Em 22 de dezembro de 1992, há exatos 25 anos, ocorria um fato que mudaria para sempre a história política da América Latina: o advogado paraguaio Martín Almada, acompanhado pelo juiz José Agustín Fernández, encontrava quatro toneladas de documentos sobre atividades da polícia secreta paraguaia na ditadura de Alfredo Stroessner, que governou o país por 35 anos (de 1954 a 1989). Os papéis ficaram conhecidos como Arquivos do Terror e denunciaram ao mundo à existência da Operação Condor, uma aliança política entre os vários governos militares da América Latina, com respaldo da CIA (Agência Central de Inteligência dos Estados Unidos), para coordenar a repressão a opositores e eliminar seus líderes.

Dias antes, Almada havia recebido uma ligação de uma testemunha que o orientou onde estariam os arquivos: em uma pequena delegacia no interior do país. O advogado apenas buscava provas de que ele próprio havia sido torturado e que sua mulher, Celestina Pérez de Almada, fora assassinada. Porém, comprovou a existência de uma aliança multinacional para aniquilar opositores políticos.

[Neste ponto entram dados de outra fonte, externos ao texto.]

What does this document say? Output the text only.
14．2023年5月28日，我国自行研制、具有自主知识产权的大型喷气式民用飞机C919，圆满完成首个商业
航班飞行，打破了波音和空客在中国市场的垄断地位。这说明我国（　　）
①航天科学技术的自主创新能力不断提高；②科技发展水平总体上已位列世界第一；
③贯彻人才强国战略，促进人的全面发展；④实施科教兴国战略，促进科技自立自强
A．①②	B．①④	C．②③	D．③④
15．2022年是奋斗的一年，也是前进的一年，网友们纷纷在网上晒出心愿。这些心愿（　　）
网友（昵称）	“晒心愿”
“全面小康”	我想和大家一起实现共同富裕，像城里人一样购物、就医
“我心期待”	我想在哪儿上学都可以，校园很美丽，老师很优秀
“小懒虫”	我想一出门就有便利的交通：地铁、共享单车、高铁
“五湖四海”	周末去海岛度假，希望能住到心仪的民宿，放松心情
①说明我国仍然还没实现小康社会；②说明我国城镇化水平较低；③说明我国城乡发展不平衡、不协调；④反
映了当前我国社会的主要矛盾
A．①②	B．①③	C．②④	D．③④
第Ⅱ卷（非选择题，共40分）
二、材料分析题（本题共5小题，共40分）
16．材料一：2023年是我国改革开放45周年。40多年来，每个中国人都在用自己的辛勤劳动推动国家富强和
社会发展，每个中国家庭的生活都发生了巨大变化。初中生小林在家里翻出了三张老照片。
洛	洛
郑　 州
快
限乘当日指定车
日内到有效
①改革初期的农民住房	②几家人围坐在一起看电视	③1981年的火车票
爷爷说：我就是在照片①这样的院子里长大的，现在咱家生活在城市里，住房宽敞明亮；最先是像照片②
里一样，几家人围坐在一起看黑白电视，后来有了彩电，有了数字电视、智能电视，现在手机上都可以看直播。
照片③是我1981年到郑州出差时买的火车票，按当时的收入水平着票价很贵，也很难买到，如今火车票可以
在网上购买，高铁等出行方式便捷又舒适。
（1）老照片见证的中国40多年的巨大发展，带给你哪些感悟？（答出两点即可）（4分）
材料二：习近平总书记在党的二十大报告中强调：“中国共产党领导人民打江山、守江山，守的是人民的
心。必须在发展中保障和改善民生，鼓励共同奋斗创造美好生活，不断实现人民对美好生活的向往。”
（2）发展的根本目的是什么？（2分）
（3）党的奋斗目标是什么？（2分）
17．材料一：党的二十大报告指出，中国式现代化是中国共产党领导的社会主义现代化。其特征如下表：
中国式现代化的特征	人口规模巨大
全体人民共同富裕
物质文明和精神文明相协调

Anos depois, restabelecida a normalidade democrática naqueles países, os mesmos documentos serviram de base para a atuação das respectivas Comissões da Verdade, que por sua vez levaram à punição de diversos militares.

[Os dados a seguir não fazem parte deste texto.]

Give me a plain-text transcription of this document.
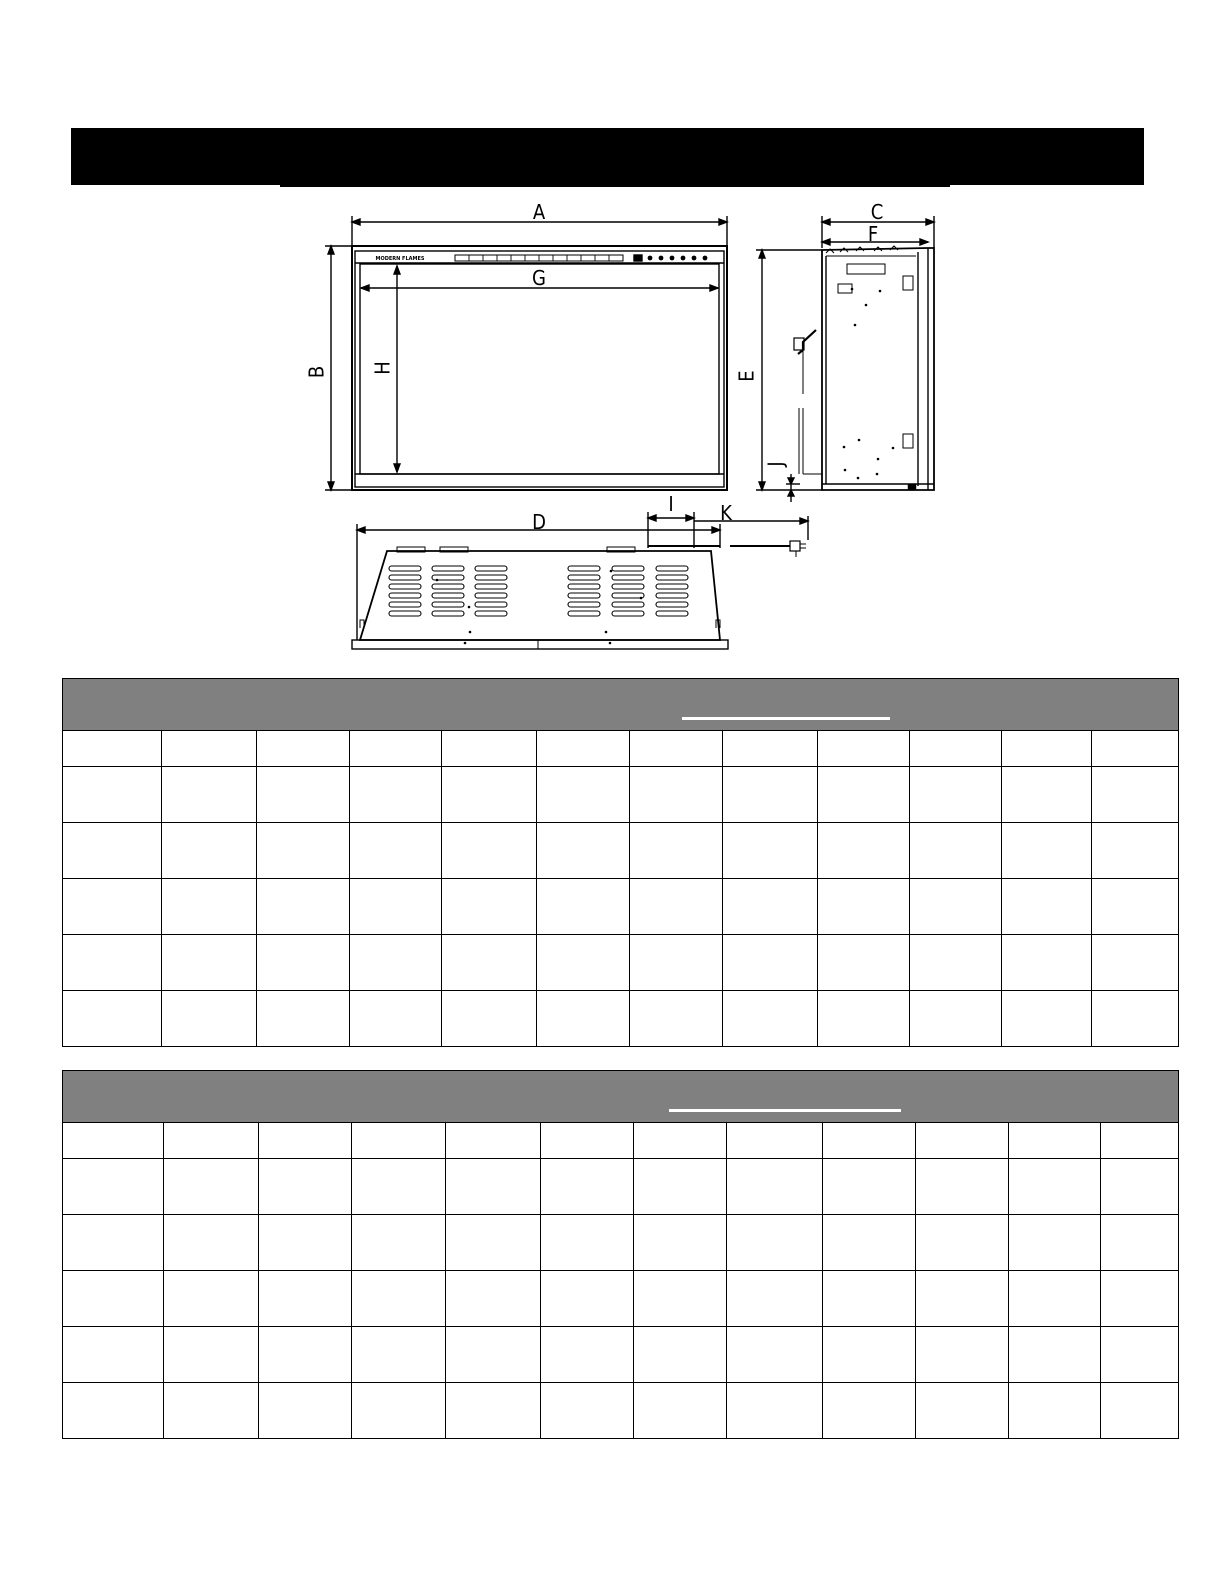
A
B
G
H
C
F
E
J
D
I K
MODERN FLAMES
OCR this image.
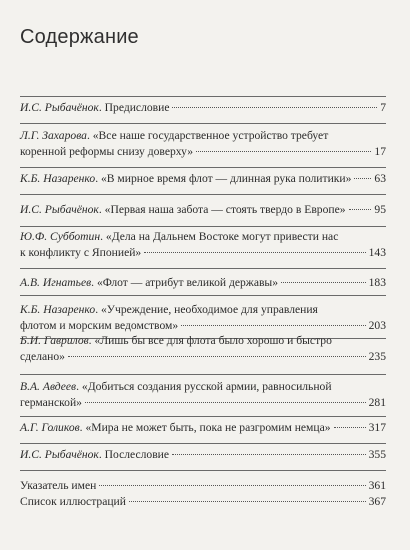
Содержание
И.С. Рыбачёнок. Предисловие	7
Л.Г. Захарова. «Все наше государственное устройство требует
коренной реформы снизу доверху»	17
К.Б. Назаренко. «В мирное время флот — длинная рука политики» 63
И.С. Рыбачёнок. «Первая наша забота — стоять твердо в Европе» 95
Ю.Ф. Субботин. «Дела на Дальнем Востоке могут привести нас
к конфликту с Японией»	143
А.В. Игнатьев. «Флот — атрибут великой державы»	183
К.Б. Назаренко. «Учреждение, необходимое для управления
флотом и морским ведомством»	203
Б.И. Гаврилов. «Лишь бы все для флота было хорошо и быстро
сделано»	235
В.А. Авдеев. «Добиться создания русской армии, равносильной
германской»	281
А.Г. Голиков. «Мира не может быть, пока не разгромим немца»	317
И.С. Рыбачёнок. Послесловие	355
Указатель имен	361
Список иллюстраций	367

A descoberta rendeu a Almada o Prêmio Nobel Alternativo em 2002 e marcou sua trajetória de décadas de luta pelos direitos humanos.

Em entrevista à RBA, Almada, 80 anos, defende que parte dos interesses da Operação Condor continua vigente na América Latina, interferindo em governos populares para fortalecer grandes grupos econômicos estrangeiros e neoliberais. “Essa é a característica da nova fase do Condor: permitir que grandes empresas ocupem as ruas e os meios de comunicação de massa”, diz o advogado, que publicou em 2015 seu último livro sobre o tema, chamado O Condor Segue Voando. “Impera uma concepção econômica e neoliberal vinculada ao endividamento externo”, explica.

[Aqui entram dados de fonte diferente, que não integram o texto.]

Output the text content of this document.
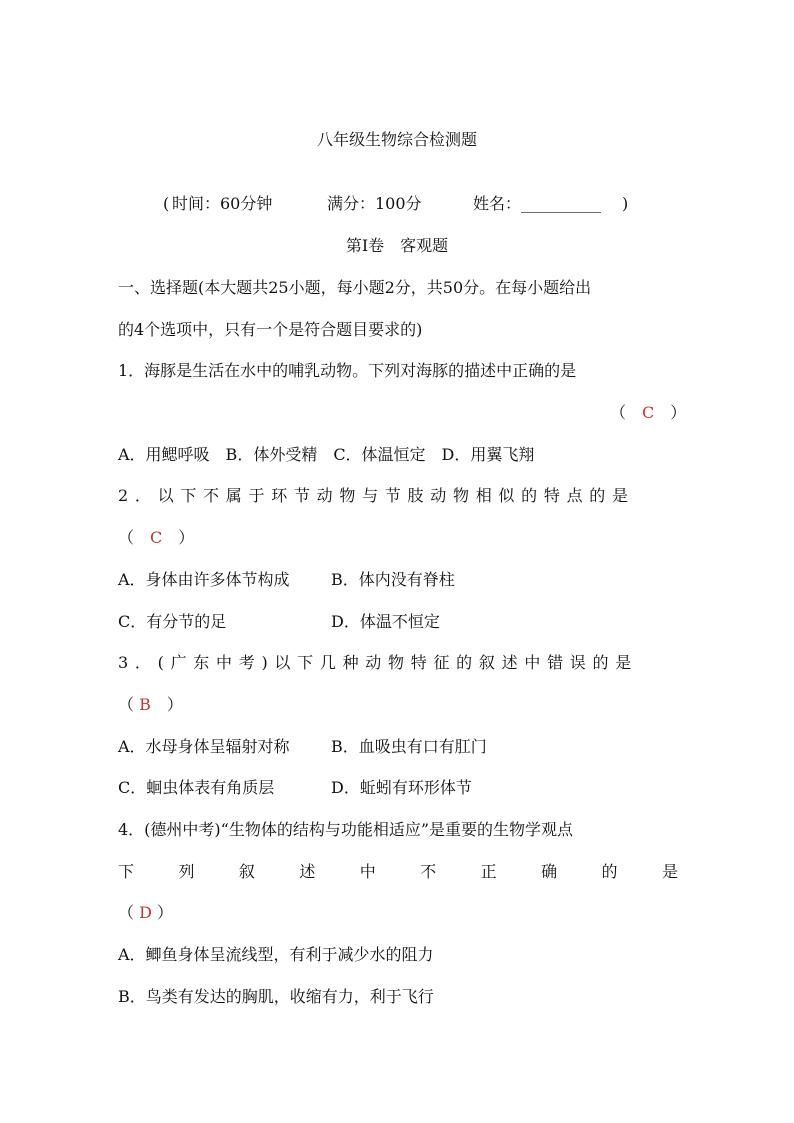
八年级生物综合检测题
( 时间：60分钟	满分：100分	姓名：__________ )
第Ⅰ卷　客观题
一、选择题(本大题共25小题，每小题2分，共50分。在每小题给出
的4个选项中，只有一个是符合题目要求的)
1．海豚是生活在水中的哺乳动物。下列对海豚的描述中正确的是
（　C　）
A．用鳃呼吸　B．体外受精　C．体温恒定　D．用翼飞翔
2．以下不属于环节动物与节肢动物相似的特点的是
（　C　）
A．身体由许多体节构成	B．体内没有脊柱
C．有分节的足	D．体温不恒定
3．(广东中考)以下几种动物特征的叙述中错误的是
（ B　）
A．水母身体呈辐射对称	B．血吸虫有口有肛门
C．蛔虫体表有角质层	D．蚯蚓有环形体节
4．(德州中考)“生物体的结构与功能相适应”是重要的生物学观点
下	列	叙	述	中	不	正	确	的	是
（ D ）
A．鲫鱼身体呈流线型，有利于减少水的阻力
B．鸟类有发达的胸肌，收缩有力，利于飞行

A atual crise política de Honduras, o golpe parlamentar contra o presidente paraguaio Fernando Lugo, em 2012, e o impeachment da ex-presidenta Dilma Rousseff em 2016 são, para Almada, “golpes brancos” com interesse de devolver a América Latina à posição de colônia. “Os governos atuais do Brasil e da Argentina estão alinhados com grandes empresários”, diz. “Fundações dos Estados Unidos se articulam para enfraquecer governos de esquerda e abrir espaço para empresários defensores do livre mercado. A derrubada de Dilma foi apoiada por organizações como o Instituto Millenium, que recebe recursos do Bank of América Merrill Linch.”

Confira a entrevista:

Como esta descoberta (sobre os Arquivos do Terror) influenciou o desenvolvimento da democracia nestes países?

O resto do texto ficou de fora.